Economic model predictive control: optimality, robustness and distributed implementation

Matthias Müller

Universität Stuttgart, Institut für Systemtheorie und Regelungstechnik

Tuesday, January 23, 2018, 11:00

Room 02-012, Georges-Köhler Allee 102, Freiburg 79110, Germany

Model predictive control (MPC) is an optimization-based control technology, which has found successful application in many different industrial fields. It consists of repeatedly solving a finite horizon optimal control problem and then applying the first part of the solution to the considered system.

The main advantages of MPC and the reasons for its widespread success are that (i) satisfaction of hard input and state constraints for the closed-loop system can be guaranteed, (ii) optimization of some performance criterion is directly incorporated in the controller design, and (iii) it can be applied to nonlinear systems with possibly multiple inputs.

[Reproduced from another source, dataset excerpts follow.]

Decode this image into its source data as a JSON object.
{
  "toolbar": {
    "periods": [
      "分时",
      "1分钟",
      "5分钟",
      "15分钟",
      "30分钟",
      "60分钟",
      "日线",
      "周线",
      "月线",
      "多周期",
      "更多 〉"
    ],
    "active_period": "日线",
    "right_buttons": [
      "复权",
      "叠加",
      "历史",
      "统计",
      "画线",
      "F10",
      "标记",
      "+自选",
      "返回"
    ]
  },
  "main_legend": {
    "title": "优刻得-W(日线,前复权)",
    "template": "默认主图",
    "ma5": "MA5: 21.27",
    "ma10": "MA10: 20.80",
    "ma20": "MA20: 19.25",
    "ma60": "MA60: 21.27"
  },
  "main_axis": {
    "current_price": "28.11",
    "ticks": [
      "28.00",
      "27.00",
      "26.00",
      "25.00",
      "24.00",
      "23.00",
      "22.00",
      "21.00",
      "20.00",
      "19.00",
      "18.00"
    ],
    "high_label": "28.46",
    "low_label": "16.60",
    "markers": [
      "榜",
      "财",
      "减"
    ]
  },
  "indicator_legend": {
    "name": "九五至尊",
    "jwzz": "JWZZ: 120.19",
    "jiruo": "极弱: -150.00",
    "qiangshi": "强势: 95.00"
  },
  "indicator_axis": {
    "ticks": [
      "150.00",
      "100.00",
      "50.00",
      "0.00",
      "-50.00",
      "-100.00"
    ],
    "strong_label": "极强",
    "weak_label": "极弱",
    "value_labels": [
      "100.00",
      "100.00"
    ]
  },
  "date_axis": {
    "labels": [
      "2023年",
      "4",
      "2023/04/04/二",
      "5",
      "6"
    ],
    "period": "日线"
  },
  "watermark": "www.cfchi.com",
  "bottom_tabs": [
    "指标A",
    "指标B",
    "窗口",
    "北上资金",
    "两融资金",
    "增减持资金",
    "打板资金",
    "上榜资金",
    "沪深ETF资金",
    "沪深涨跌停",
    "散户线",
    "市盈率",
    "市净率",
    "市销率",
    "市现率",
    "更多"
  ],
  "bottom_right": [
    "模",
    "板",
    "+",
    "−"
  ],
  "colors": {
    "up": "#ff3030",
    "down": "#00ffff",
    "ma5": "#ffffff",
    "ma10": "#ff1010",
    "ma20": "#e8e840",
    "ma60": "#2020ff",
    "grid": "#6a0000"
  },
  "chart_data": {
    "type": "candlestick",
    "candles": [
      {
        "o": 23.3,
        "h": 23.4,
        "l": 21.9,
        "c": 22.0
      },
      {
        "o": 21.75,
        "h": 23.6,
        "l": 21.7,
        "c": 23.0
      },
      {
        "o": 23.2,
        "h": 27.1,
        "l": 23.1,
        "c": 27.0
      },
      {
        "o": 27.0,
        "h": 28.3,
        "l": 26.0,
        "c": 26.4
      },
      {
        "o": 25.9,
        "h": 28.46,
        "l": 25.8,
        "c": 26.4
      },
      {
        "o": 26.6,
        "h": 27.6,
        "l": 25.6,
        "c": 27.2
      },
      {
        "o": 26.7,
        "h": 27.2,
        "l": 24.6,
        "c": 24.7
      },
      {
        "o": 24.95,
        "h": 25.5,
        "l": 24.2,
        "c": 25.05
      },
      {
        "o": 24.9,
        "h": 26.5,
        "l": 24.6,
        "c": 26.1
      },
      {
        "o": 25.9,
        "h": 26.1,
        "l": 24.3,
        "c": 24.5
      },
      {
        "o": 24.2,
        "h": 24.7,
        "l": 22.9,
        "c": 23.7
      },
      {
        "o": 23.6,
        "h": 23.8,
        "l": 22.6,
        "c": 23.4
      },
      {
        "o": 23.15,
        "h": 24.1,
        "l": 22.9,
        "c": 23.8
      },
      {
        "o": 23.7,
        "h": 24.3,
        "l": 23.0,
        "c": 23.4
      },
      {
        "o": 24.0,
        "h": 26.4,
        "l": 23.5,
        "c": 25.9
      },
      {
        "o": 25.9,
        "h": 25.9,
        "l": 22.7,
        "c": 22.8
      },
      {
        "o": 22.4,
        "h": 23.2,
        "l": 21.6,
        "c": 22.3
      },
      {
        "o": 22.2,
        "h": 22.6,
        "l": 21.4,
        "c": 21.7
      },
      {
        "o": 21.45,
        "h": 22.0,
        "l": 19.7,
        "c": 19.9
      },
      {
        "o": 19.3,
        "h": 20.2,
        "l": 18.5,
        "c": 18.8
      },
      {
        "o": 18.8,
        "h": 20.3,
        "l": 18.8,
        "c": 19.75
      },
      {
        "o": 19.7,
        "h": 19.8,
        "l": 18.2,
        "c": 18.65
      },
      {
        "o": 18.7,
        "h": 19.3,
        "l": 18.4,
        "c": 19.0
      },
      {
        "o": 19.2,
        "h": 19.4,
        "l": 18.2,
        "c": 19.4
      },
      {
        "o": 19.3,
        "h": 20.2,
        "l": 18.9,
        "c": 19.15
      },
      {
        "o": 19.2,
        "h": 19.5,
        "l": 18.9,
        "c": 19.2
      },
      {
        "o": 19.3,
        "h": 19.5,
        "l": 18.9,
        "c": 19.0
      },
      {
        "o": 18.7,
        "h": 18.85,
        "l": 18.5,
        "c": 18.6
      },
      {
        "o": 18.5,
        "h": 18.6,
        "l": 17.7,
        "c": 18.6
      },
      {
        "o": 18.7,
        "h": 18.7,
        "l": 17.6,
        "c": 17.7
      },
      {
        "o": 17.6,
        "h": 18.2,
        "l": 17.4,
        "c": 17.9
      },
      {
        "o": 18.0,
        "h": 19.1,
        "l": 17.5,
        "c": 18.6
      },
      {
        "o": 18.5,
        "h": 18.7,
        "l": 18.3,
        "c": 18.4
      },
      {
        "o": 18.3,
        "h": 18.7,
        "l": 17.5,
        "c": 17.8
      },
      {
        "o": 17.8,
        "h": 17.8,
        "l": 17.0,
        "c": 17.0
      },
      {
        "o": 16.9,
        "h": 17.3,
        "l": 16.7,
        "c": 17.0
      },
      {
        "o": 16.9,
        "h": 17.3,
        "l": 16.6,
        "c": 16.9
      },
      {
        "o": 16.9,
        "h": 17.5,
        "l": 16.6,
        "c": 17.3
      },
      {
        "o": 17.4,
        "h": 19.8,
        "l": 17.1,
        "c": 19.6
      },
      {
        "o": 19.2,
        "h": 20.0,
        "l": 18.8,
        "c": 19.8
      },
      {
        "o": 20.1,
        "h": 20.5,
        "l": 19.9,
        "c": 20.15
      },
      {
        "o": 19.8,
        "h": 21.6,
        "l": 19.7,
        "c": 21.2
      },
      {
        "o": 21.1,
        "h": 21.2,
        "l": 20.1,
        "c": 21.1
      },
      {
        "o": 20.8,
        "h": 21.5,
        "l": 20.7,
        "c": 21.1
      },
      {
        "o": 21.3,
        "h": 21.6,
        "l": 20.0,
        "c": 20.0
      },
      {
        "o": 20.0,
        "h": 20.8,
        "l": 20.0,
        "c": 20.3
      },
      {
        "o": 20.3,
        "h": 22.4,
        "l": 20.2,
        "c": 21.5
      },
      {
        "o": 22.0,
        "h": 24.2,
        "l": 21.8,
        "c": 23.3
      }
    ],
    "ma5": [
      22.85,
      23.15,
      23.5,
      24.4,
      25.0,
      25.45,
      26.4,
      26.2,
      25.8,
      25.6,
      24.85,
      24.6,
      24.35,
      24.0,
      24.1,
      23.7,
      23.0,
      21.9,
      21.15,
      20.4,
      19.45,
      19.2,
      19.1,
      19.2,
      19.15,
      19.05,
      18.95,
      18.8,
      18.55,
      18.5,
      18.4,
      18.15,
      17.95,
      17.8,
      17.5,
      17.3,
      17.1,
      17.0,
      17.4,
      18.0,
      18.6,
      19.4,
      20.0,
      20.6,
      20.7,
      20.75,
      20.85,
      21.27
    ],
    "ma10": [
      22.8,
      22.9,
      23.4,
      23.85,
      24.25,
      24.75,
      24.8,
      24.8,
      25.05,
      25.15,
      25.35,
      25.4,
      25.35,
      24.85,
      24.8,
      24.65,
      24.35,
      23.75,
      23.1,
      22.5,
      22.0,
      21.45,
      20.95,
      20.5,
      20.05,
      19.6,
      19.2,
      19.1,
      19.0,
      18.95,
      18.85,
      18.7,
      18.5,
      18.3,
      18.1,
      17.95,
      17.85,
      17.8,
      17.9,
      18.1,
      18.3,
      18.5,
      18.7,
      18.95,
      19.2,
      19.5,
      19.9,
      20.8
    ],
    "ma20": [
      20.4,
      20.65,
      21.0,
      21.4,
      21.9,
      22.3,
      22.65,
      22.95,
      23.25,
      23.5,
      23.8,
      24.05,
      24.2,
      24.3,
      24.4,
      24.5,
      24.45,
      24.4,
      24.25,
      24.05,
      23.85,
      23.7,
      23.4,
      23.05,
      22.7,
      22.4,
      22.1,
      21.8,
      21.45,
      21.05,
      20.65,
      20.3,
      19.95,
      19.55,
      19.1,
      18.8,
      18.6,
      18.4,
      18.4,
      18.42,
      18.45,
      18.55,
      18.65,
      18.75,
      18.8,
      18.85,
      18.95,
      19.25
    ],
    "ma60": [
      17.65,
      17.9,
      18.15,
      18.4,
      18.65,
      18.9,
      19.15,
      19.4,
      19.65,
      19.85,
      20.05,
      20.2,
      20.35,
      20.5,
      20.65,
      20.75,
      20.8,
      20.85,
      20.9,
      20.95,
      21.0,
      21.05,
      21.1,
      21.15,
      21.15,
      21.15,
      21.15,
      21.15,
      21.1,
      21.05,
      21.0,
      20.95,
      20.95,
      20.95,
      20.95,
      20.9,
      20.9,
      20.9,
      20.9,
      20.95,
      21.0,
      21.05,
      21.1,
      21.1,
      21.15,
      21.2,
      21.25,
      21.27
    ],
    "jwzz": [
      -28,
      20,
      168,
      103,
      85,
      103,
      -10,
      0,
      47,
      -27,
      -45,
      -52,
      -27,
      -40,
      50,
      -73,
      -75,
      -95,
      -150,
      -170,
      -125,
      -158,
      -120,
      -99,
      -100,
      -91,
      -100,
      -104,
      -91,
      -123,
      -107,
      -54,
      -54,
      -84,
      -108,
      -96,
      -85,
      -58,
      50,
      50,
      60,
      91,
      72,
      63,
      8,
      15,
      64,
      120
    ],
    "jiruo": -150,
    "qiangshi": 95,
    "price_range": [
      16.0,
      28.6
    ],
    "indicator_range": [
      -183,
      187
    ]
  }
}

In this talk, we focus on some recent developments in the field, so called economic MPC schemes. Here, in contrast to the classical control objective of stabilization, a more general performance criterion is considered which is possibly related to the economics of the considered system. In this case, the optimal operating behavior might not be stationary, but can be more complex (e.g. periodic).

We present conditions that guarantee both closed-loop performance bounds and convergence to the optimal operating behavior. Furthermore, we discuss the development of economic MPC schemes for uncertain systems as well as different relevant aspects for a distributed implementation in the context of large-scale systems.